Tuesday, 25 August 2015

Book 64 of 2014: The Simarillion by J.R.R. Tolkien

I have now officially reached the end of my book reviews for last year! The last book that I read in 2014 was J.R.R. Tolkien's The Simarillion. It was a slightly foolish venture, starting Tolkien's Middle-earth epic on Boxing Day when I am so determined to finish the books I start before the end of the year, but I managed it, finishing just a few hours before the end of the year.


The Silmarillion is the book that Tolkien wanted to publish after The Hobbit though he never got to see it in print in his lifetime. It goes right back to the very beginning, the actual creation of Middle-earth by the spirits that operate in the background but are never actually seen in The Lord of the Rings or The Hobbit. It's actually a collection of shorter stories which together give an incredible depth to the world, some of which is only glimpsed on a very small scale in the more well-known works, like the story of Beren and Luthien.
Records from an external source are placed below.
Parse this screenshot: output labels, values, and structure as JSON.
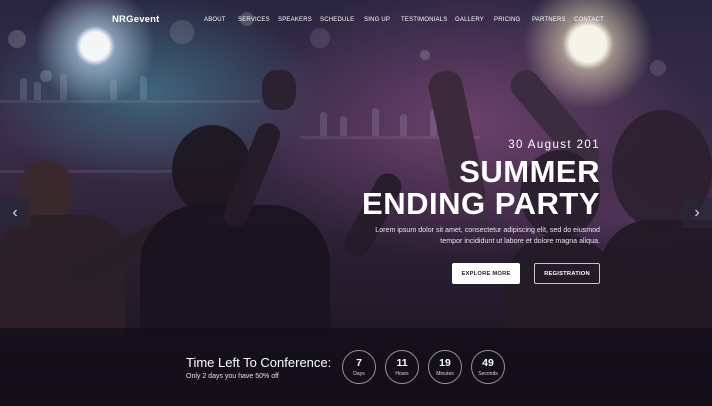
{
  "brand": {
    "logo": "NRGevent"
  },
  "nav": {
    "items": [
      "ABOUT",
      "SERVICES",
      "SPEAKERS",
      "SCHEDULE",
      "SING UP",
      "TESTIMONIALS",
      "GALLERY",
      "PRICING",
      "PARTNERS",
      "CONTACT"
    ]
  },
  "hero": {
    "date": "30 August 201",
    "title_line1": "SUMMER",
    "title_line2": "ENDING PARTY",
    "description_line1": "Lorem ipsum dolor sit amet, consectetur adipiscing elit, sed do eiusmod",
    "description_line2": "tempor incididunt ut labore et dolore magna aliqua.",
    "explore_label": "EXPLORE MORE",
    "register_label": "REGISTRATION"
  },
  "slider": {
    "prev_icon": "chevron-left-icon",
    "next_icon": "chevron-right-icon",
    "prev_glyph": "‹",
    "next_glyph": "›"
  },
  "countdown": {
    "title": "Time Left To Conference:",
    "subtitle": "Only 2 days you have 50% off",
    "units": [
      {
        "value": "7",
        "label": "Days"
      },
      {
        "value": "11",
        "label": "Hours"
      },
      {
        "value": "19",
        "label": "Minutes"
      },
      {
        "value": "49",
        "label": "Seconds"
      }
    ]
  },
  "colors": {
    "explore_bg": "#ffffff",
    "overlay": "#120e18"
  }
}
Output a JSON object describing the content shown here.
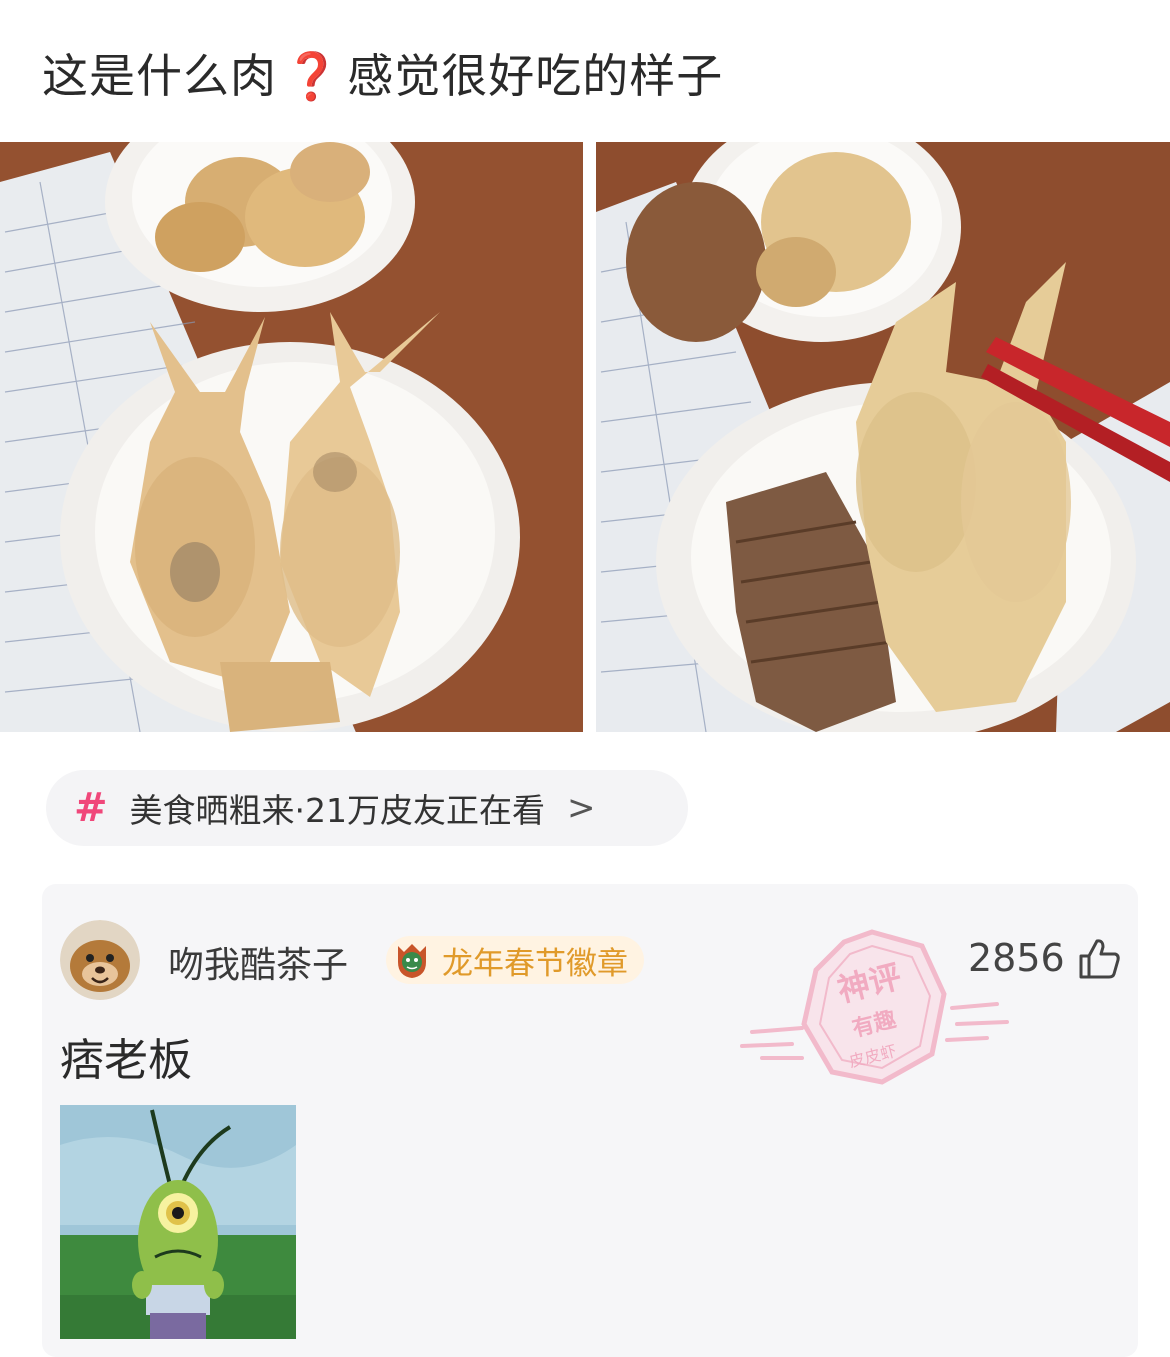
{
  "post": {
    "title_before": "这是什么肉",
    "title_mark": "❓",
    "title_after": "感觉很好吃的样子"
  },
  "topic": {
    "hash": "#",
    "text": "美食晒粗来·21万皮友正在看",
    "chevron": ">"
  },
  "comment": {
    "username": "吻我酷茶子",
    "badge": "龙年春节徽章",
    "stamp_lines": [
      "神评",
      "有趣",
      "皮皮虾"
    ],
    "likes": "2856",
    "text": "痞老板"
  },
  "icons": {
    "topic": "hashtag-icon",
    "like": "thumbs-up-icon",
    "badge": "dragon-badge-icon"
  },
  "colors": {
    "accent_pink": "#f0477a",
    "badge_orange": "#e09a2a",
    "question_red": "#e0302f"
  }
}
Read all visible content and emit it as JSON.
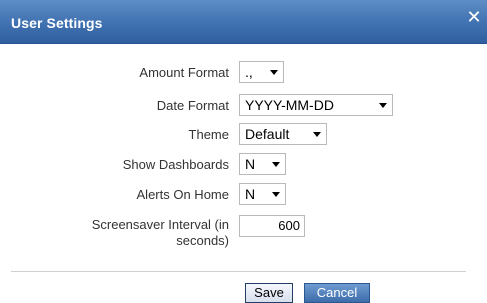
{
  "dialog": {
    "title": "User Settings",
    "close_glyph": "✕"
  },
  "fields": {
    "amount_format": {
      "label": "Amount Format",
      "value": ".,"
    },
    "date_format": {
      "label": "Date Format",
      "value": "YYYY-MM-DD"
    },
    "theme": {
      "label": "Theme",
      "value": "Default"
    },
    "show_dashboards": {
      "label": "Show Dashboards",
      "value": "N"
    },
    "alerts_on_home": {
      "label": "Alerts On Home",
      "value": "N"
    },
    "screensaver_interval": {
      "label_line1": "Screensaver Interval (in",
      "label_line2": "seconds)",
      "value": "600"
    }
  },
  "buttons": {
    "save_label": "Save",
    "cancel_label": "Cancel"
  },
  "colors": {
    "titlebar": "#4273b2",
    "cancel_button": "#3d6cab"
  }
}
The Popsugar Reading Challenge has broken my usual strict hierarchy of reading (where I work my way down my bookshelves, reading one book from each shelf until I reach the end and go back to the beginning again) but at the end of last year The Simlarillion wound up being the next book that I was supposed to read. And I was worried that I wouldn't get it finished before the clock struck twelve on New Year's Eve.

I wound up carrying this book everywhere with me, reading it whenever I got a moment to myself; in the car on the way to work, at work in breaks, waiting for tea, waiting for Jules Holland's Hootenanny to start on TV. And it worked. I managed to finish it with a few hours to spare. The one problem with this approach was that I had packed away my cheap paperback edition of the book, so I had to read my rather valuable first edition copy. Normally it doesn't leave the house.

As with all my regular rereads, I found myself focusing on different characters. On this read through I really enjoyed Galadriel's story, particularly her time with Melian. I love the understanding that this book gives you of some of the characters in The Lord of the Rings; I get the impression that Galadriel modelled herself and Lothlorien on The Girdle of Melian.


I did find the beginning a bit slow and heavy-going but once the action got underway I got through it quicker. It's funny because in the past I've loved the way it's almost like poetry, I guess this time around I wanted the action aspect. Another thing that I found kind of funny was the fact that the whole of The Hobbit and The Lord of the Rings is basically summed up in the last three pages (when together they equal somewhere in the region of two thousand)!